Every Feb. 27, on Dominican Independence Day, I see my social media flooded with images that read "I did not choose to be born in the Dominican Republic, I was just lucky." Every single time I see them, I think — as strange as it may seem — that not all Dominicans were born in the Dominican Republic.
In my case, I was born in Cuba, but I'm a proud Dominican. To me, being Dominican is not a "title" you earn with time or permanence or accumulated merits. Nor is it obtained only by becoming a legal citizen. I never applied for Dominican citizenship, but I still consider myself Dominican.
I landed at the Puerto Plata airport from Santiago de Cuba at age 13. It was a September afternoon in the mid '90s. That same night I took a bus to Santo Domingo, where I set up continuous residence for 20 years, most of that time only accompanied by my mother and sister.
The shock of that first night was dramatic, and I think it will remain forever in my memory. To leave a hungry and depauperate Cuba, hit hard by the so-called "Special Period" — an extended period of economic crisis that began primarily due to the dissolution of the Soviet Union — and suddenly entering a massive supermarket in downtown Santo Domingo is a feeling that will remain with me forever. The subsequent weeks and months were equally as shocking, even though we shared a small apartment crowded by other Cuban immigrants.
The amount of information you start taking in when you've just migrated to a new place is incalculable. You now have two different points of view, and can't help but to compare everything with your own country. You also compare the experiences of other migrants with yours, and you begin creating a relationship with the new place you're in.
For me, there were many unexpected changes, things that felt strange but gradually became familiar. Like French classes or multiple choice questions on exams, which didn't exist in the Cuban education system. Or going from not liking boiled green plantain to devouring a mangú con los tres golpes with more fervor than any local, loving the sancocho more than the Cuban ajiaco, and going crazy over quipes, because who wouldn't?
Over time, I learned that there is much more to hear than Juan Luis Guerra's music and much more to read than Juan Bosch's stories. But above all, I learned that Dominicans are good by nature, and they live to see others enjoy themselves and feel good while in their country. They have a perpetual vocation of giving themselves to others, and to smile, even in the saddest times.
Colloquial expressions, voice inflections, and accents ceased to be strange at some point, too, and became my code. A code that still today, after moving four years ago to Miami, the most Cuban city in the world after Havana, makes everyone around me wonder where I'm from and assume with great certainty that I'm not Cuban.
The Dominican Republic adopted me, but I am fully aware that this, like any other relationship, needs the commitment of both parties to function. I also adopted her, with her lights and shadows. Writer and professor Manuel Matos Moquete, winner of Dominican Republic's National Literature Prize of 2019, says in his essay "Soy Dominicano Pero No Soy Así" that "it is Dominican whoever is able to say 'I am Dominican.' Nationality is a spiritual trait that is not stamped on an identity document, or a blood link, or on elongated soil tracks on the land of birth, of living, and of dying."

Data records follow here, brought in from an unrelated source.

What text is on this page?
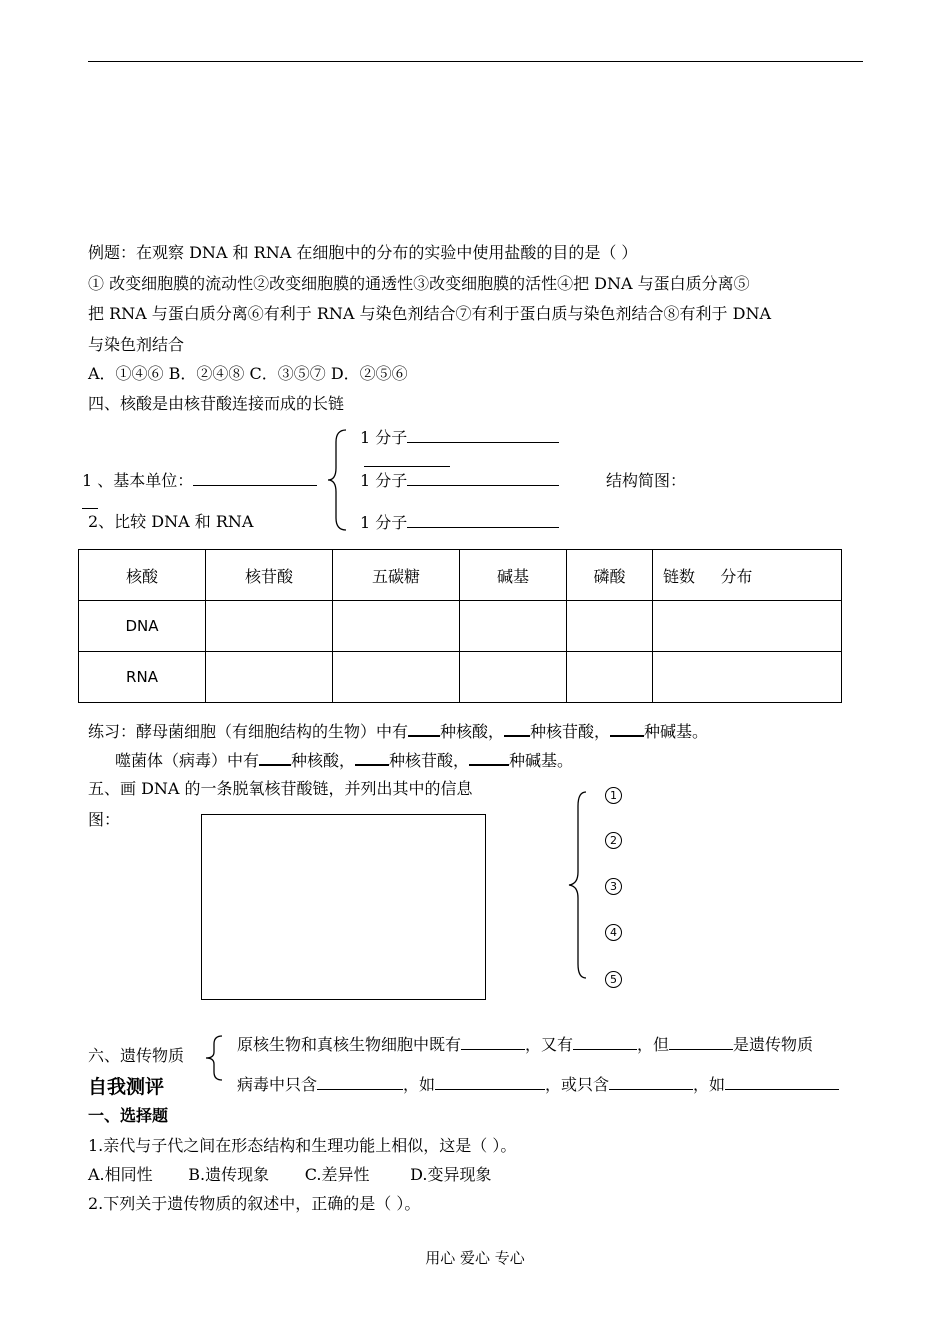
例题：在观察 DNA 和 RNA 在细胞中的分布的实验中使用盐酸的目的是（ ）
① 改变细胞膜的流动性②改变细胞膜的通透性③改变细胞膜的活性④把 DNA 与蛋白质分离⑤
把 RNA 与蛋白质分离⑥有利于 RNA 与染色剂结合⑦有利于蛋白质与染色剂结合⑧有利于 DNA
与染色剂结合
A．①④⑥ B．②④⑧ C．③⑤⑦ D．②⑤⑥
四、核酸是由核苷酸连接而成的长链
1 分子
1 、基本单位：	1 分子	结构简图：
2、比较 DNA 和 RNA	1 分子
核酸	核苷酸	五碳糖	碱基	磷酸	链数     分布
DNA					
RNA					
练习：酵母菌细胞（有细胞结构的生物）中有 种核酸， 种核苷酸， 种碱基。
噬菌体（病毒）中有 种核酸， 种核苷酸，	种碱基。
五、画 DNA 的一条脱氧核苷酸链，并列出其中的信息
图：
1
2
3
4
5
六、遗传物质
原核生物和真核生物细胞中既有	，又有	，但	是遗传物质
病毒中只含	，如	，或只含	，如
自我测评
一、选择题
1.亲代与子代之间在形态结构和生理功能上相似，这是（ ）。
A.相同性       B.遗传现象       C.差异性        D.变异现象
2.下列关于遗传物质的叙述中，正确的是（ ）。
用心 爱心 专心
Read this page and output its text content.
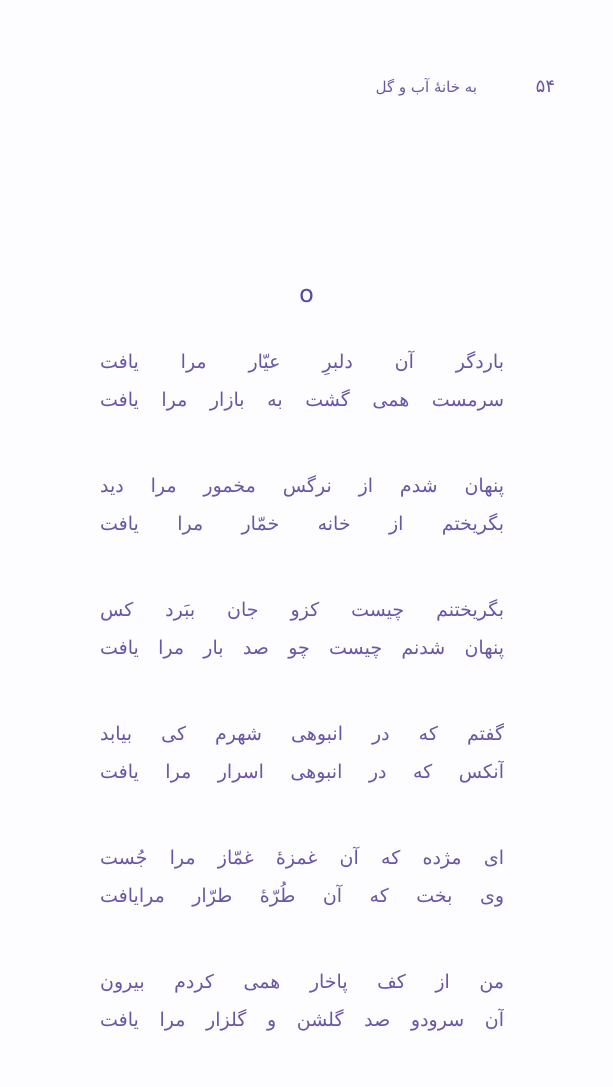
۵۴
به خانهٔ آب و گل
o
باردگر آن دلبرِ عیّار مرا یافت
سرمست همی گشت به بازار مرا یافت
پنهان شدم از نرگس مخمور مرا دید
بگریختم از خانه خمّار مرا یافت
بگریختنم چیست کزو جان ببَرد کس
پنهان شدنم چیست چو صد بار مرا یافت
گفتم که در انبوهی شهرم کی بیابد
آنکس که در انبوهی اسرار مرا یافت
ای مژده که آن غمزهٔ غمّاز مرا جُست
وی بخت که آن طُرّهٔ طرّار مرایافت
من از کف پاخار همی کردم بیرون
آن سرودو صد گلشن و گلزار مرا یافت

I subscribe to every word, and that's why I'm Dominican. I am Dominican when I ask for a Presidente beer in Miami, even knowing that they taste better in DR. I am Dominican when walking through Coral Gables makes me miss Gascue, or when I get infuriated with the comings and goings of the local politics, even though I couldn't vote in DR.
I am Dominican when all I want my stepfather to bring me from his trips is Café Santo Domingo, because no coffee in the United States tastes the same. I am Dominican when I spend a month watching Dominicana's Got Talent on the Color Vision website to see it live and not have to wait for the episodes to come out on YouTube. (Also, the commercial breaks made me feel back at home every time.)
I am Dominican because 99 percent of my friends live in Santo Domingo; because I always say that Christmas here in Miami is dull without aguinaldos, pasteles en hoja, and Cima Sabor Navideño; because although I don't follow local baseball, I always know which team is winning and laugh at the memes. I also sincerely think that the saddest thing about Miami is that there are no colmados on every corner.
My curse words of choice are mostly Dominican, too, and yes, I also applaud when planes land.
Dominican Republic is the country that I have missed the most since I arrived in Miami. It's the country I continuously defend and justify in front of others. It's the country where I studied, where I became a journalist, and where my son was born. It is simply my country. I am certain I don't need a birth certificate to prove that.
There's some truth about those images that continuously appear on social media every Feb. 27: no one can choose their place of birth, chance takes care of that completely. However, the decision to belong to a place, to deliberately say that one is from there with pride, is a daily choice that has absolutely nothing to do with luck.